In 2016, when 81% of Evangelical Christians voted for a known sexual predator and misogynist who constantly spews hate and division, I left the Republican party and became an independent. We all heard him say “you can grab ’em by the p**sy”. It’s difficult for me to wrap my mind around the fact that 8 years later, even more Evangelical Christians support a man who has since been convicted of 34 felony counts and required to pay millions in reparations for the rape and defamation of one woman in addition to dozens of other women coming forward to say he also sexually assaulted them. He has displayed no knowledge or attempt at following the teachings of Jesus. Yet he sells this book for his own gain, which marries church and state. This is something that was foundational to our founding fathers to separate.

In the You Have Permission podcast with Dan Koch,  on the episode called Bible Truths, Sanctified Common Sense, & Evangelical Instatrust, Heather Griffin says:

“Evangelicals that are more formed by fundamentalism tend to have this hyper confidence about their minds. That somehow their minds are less deformed by sin than their feelings…  So Jerermiah 17, with “the heart is deceitful above all things” is used to police people that are talking about their feelings. The anthropology used to be more unified, so a problem with your feelings was also a problem with your mind.

 “People disagreeing with sanctified common sense, which is of course clearly aligned with the Bible facts, is evidence that they must be deceived by their feelings. Which you never have to listen to. Feelings will deceive you…But then also lets the people in power in communities baptize their own anxieties as discernment.”

I’ve been on the receiving end of someone very close to me baptizing their own anxieties as discernment, which felt a lot like hate and judgment for the very difficult choices I was making at the most vulnerable and painful time in my life. That person’s sanctified common sense, based on their own interpretation of some ancient writings destroyed our relationship.

In an article for Relevant Magazine, David Norling writes:

“…when affirmations and negations are valued over contemplation and learning through practice is a fear-based, certainty-seeking, defensive version of Christianity that grows up in the place of a living, covenantal trust. A faith based on certainty is not only oxymoronic but also leads to arrogance, especially from those who wield religious authority.”

I used to live very securely in this certainty. I knew what was right and what was wrong, not just for me, but for everyone around me. It was an arrogant, harmful way to exist in the world. It harmed me and those around me, those closest to me. 

I no longer call myself a Christian and I don’t want to be associated with a group who is causing so much harm to those they disagree with. Dehumanizing people because they come from a different country, or have a different sexual orientation, or see the world differently is not okay.

Forcibly pulled out of bunkers

Dehumanizing people is how Hitler got so many nice Christian people to go along with mass genocide.

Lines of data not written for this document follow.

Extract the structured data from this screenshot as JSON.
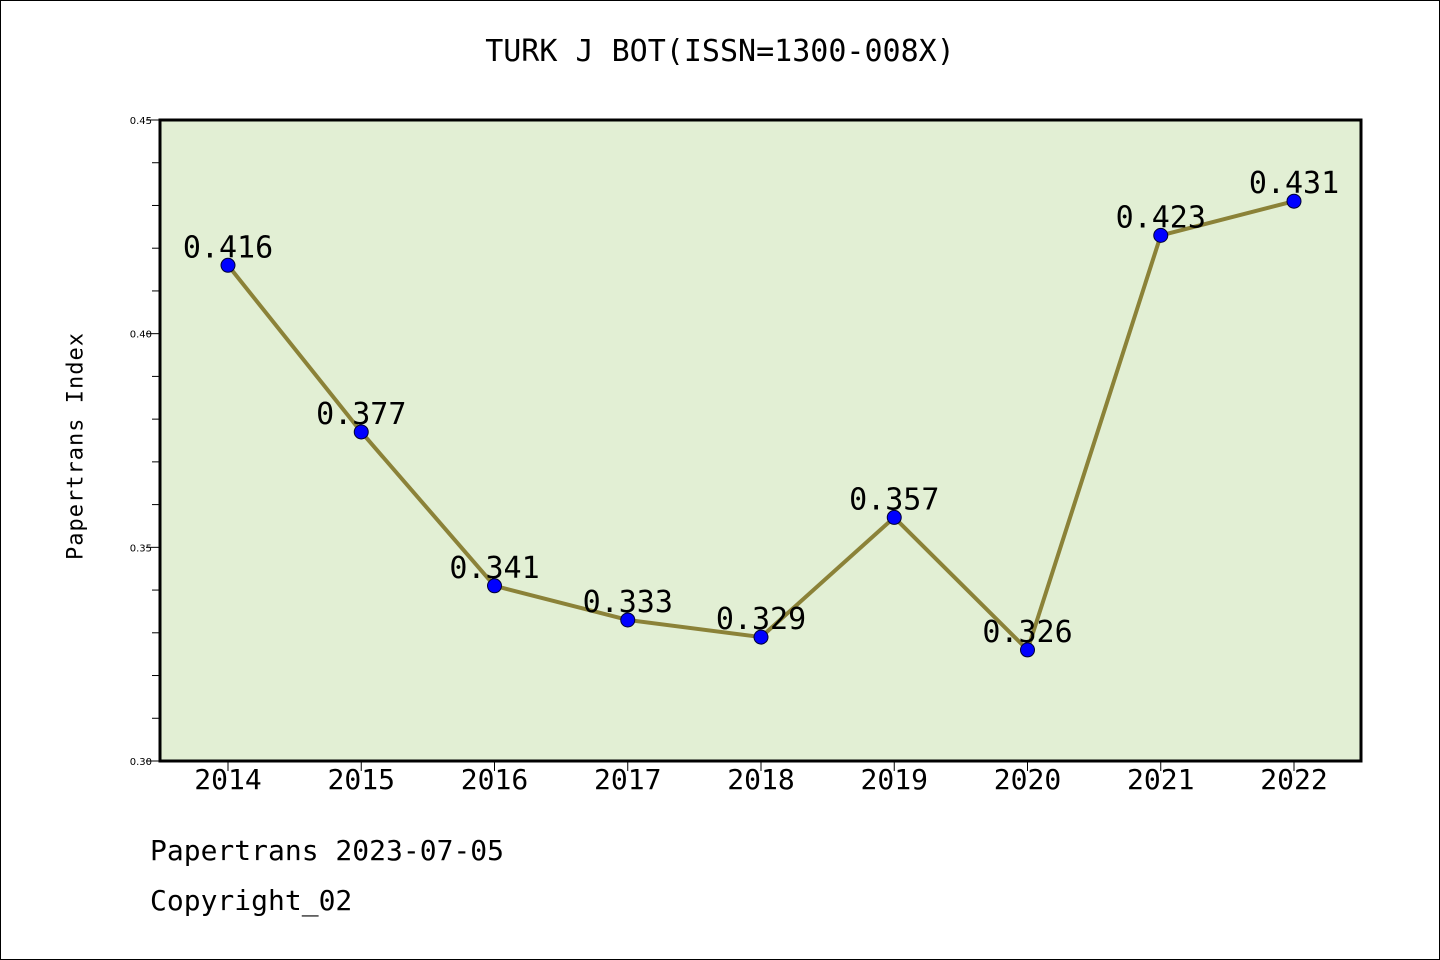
{
  "chart_data": {
    "type": "line",
    "title": "TURK J BOT(ISSN=1300-008X)",
    "xlabel": "",
    "ylabel": "Papertrans Index",
    "categories": [
      "2014",
      "2015",
      "2016",
      "2017",
      "2018",
      "2019",
      "2020",
      "2021",
      "2022"
    ],
    "series": [
      {
        "values": [
          0.416,
          0.377,
          0.341,
          0.333,
          0.329,
          0.357,
          0.326,
          0.423,
          0.431
        ],
        "labels": [
          "0.416",
          "0.377",
          "0.341",
          "0.333",
          "0.329",
          "0.357",
          "0.326",
          "0.423",
          "0.431"
        ]
      }
    ],
    "ylim": [
      0.3,
      0.45
    ],
    "yticks": [
      "0.30",
      "0.35",
      "0.40",
      "0.45"
    ],
    "grid": false,
    "colors": {
      "plot_background": "#e2efd4",
      "line": "#8b8238",
      "marker": "#0000ff",
      "axes": "#000000"
    }
  },
  "footer": {
    "date_text": "Papertrans 2023-07-05",
    "copyright_text": "Copyright_02"
  }
}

I visited the town of Dachau, where Germany’s first concentration camp was. It was a chilling realization that there were nice, white Christians living within a few yards of where so many men, women, and children were being slaughtered.

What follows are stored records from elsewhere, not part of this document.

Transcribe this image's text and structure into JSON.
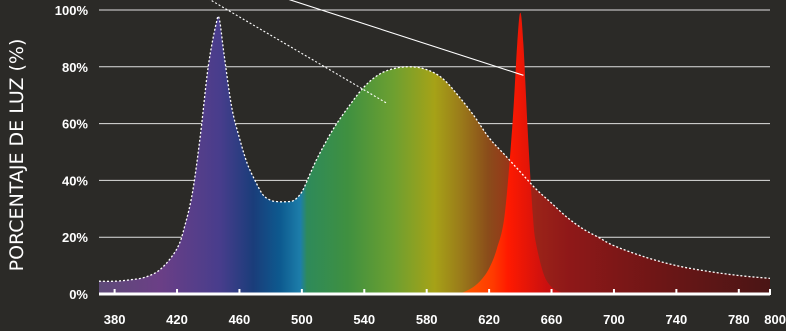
{
  "chart_data": {
    "type": "area",
    "title": "",
    "xlabel": "",
    "ylabel": "PORCENTAJE DE LUZ (%)",
    "xlim": [
      370,
      800
    ],
    "ylim": [
      0,
      100
    ],
    "grid": true,
    "x_ticks": [
      380,
      420,
      460,
      500,
      540,
      580,
      620,
      660,
      700,
      740,
      780,
      800
    ],
    "y_ticks": [
      0,
      20,
      40,
      60,
      80,
      100
    ],
    "y_tick_labels": [
      "0%",
      "20%",
      "40%",
      "60%",
      "80%",
      "100%"
    ],
    "colors": {
      "background": "#2b2a27",
      "grid": "#e0e0e0",
      "axis": "#ffffff",
      "text": "#ffffff",
      "envelope_stroke": "#ffffff",
      "red_peak": "#ff2a00"
    },
    "series": [
      {
        "style": "spectral-gradient-fill-dashed-outline",
        "x": [
          370,
          380,
          390,
          400,
          410,
          420,
          425,
          430,
          435,
          440,
          445,
          447,
          450,
          455,
          460,
          465,
          470,
          475,
          480,
          485,
          490,
          495,
          500,
          505,
          510,
          520,
          530,
          540,
          550,
          560,
          570,
          580,
          590,
          600,
          610,
          620,
          630,
          640,
          650,
          660,
          670,
          680,
          690,
          700,
          720,
          740,
          760,
          780,
          800
        ],
        "y": [
          4.5,
          4.5,
          5,
          6,
          9,
          16,
          24,
          36,
          56,
          80,
          95,
          97,
          85,
          66,
          55,
          46,
          40,
          35,
          33,
          32.5,
          32.5,
          33,
          36,
          42,
          48,
          58,
          66,
          73,
          77.5,
          79.5,
          80,
          79,
          76,
          70,
          63,
          55,
          49,
          43,
          37,
          32,
          27,
          23,
          20,
          17,
          13,
          10,
          8,
          6.5,
          5.5
        ]
      },
      {
        "style": "narrow-red-peak",
        "x": [
          600,
          605,
          610,
          615,
          620,
          625,
          630,
          635,
          638,
          640,
          642,
          645,
          648,
          650,
          655,
          660,
          665,
          670
        ],
        "y": [
          0,
          1,
          2.5,
          5,
          9,
          16,
          28,
          60,
          88,
          99,
          88,
          55,
          28,
          18,
          7,
          2.5,
          0.8,
          0
        ]
      }
    ],
    "reference_lines": [
      {
        "style": "dotted",
        "x": [
          440,
          555
        ],
        "y": [
          104,
          67
        ]
      },
      {
        "style": "solid",
        "x": [
          490,
          642
        ],
        "y": [
          104,
          77
        ]
      }
    ]
  }
}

FACING HISTORY: A crowd of women, children, and soldiers of the German Wehrmacht give the Nazi salute on June 19, 1940. (AP photo)

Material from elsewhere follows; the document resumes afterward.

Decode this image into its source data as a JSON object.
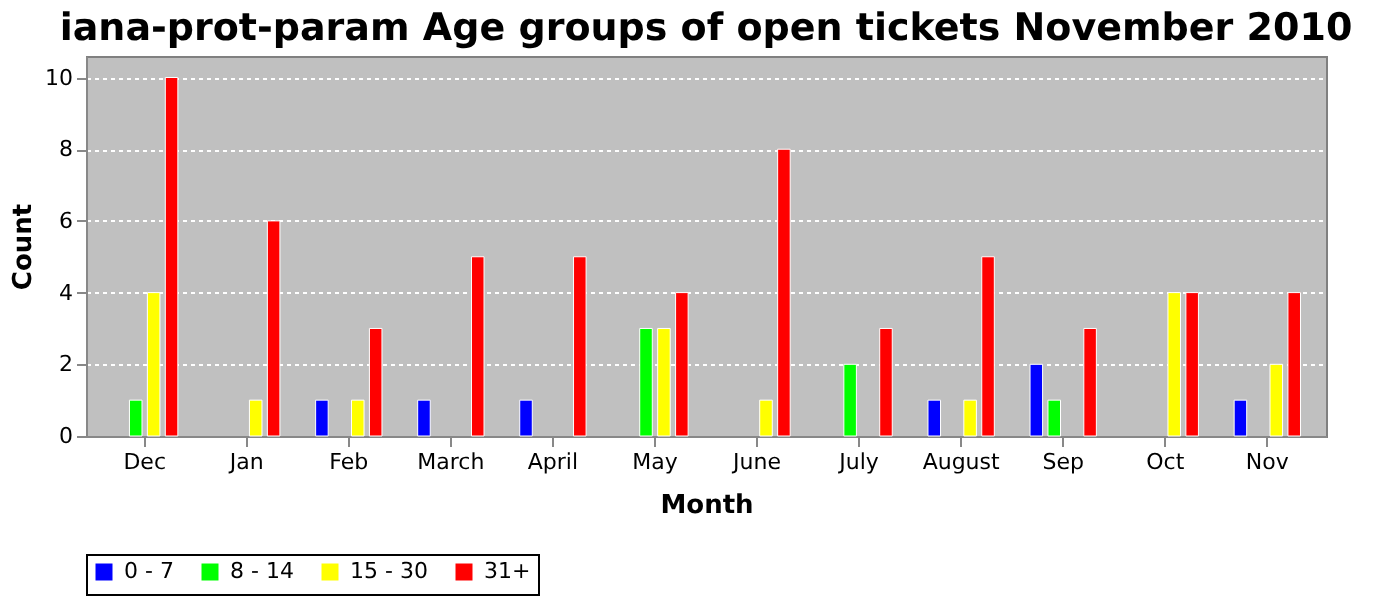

Please vote, my friends. But think about where you would land on these issues if love, rather than power or assuaging your fears, was your top priority. Listen to the lived experience of the people you disagree with and explore the nuances rather than sticking to dogmatic talking points. Be curious as to why a large portion of people would come to such a drastically different view on any given issue than where you find yourself and explore other opinions and arguments.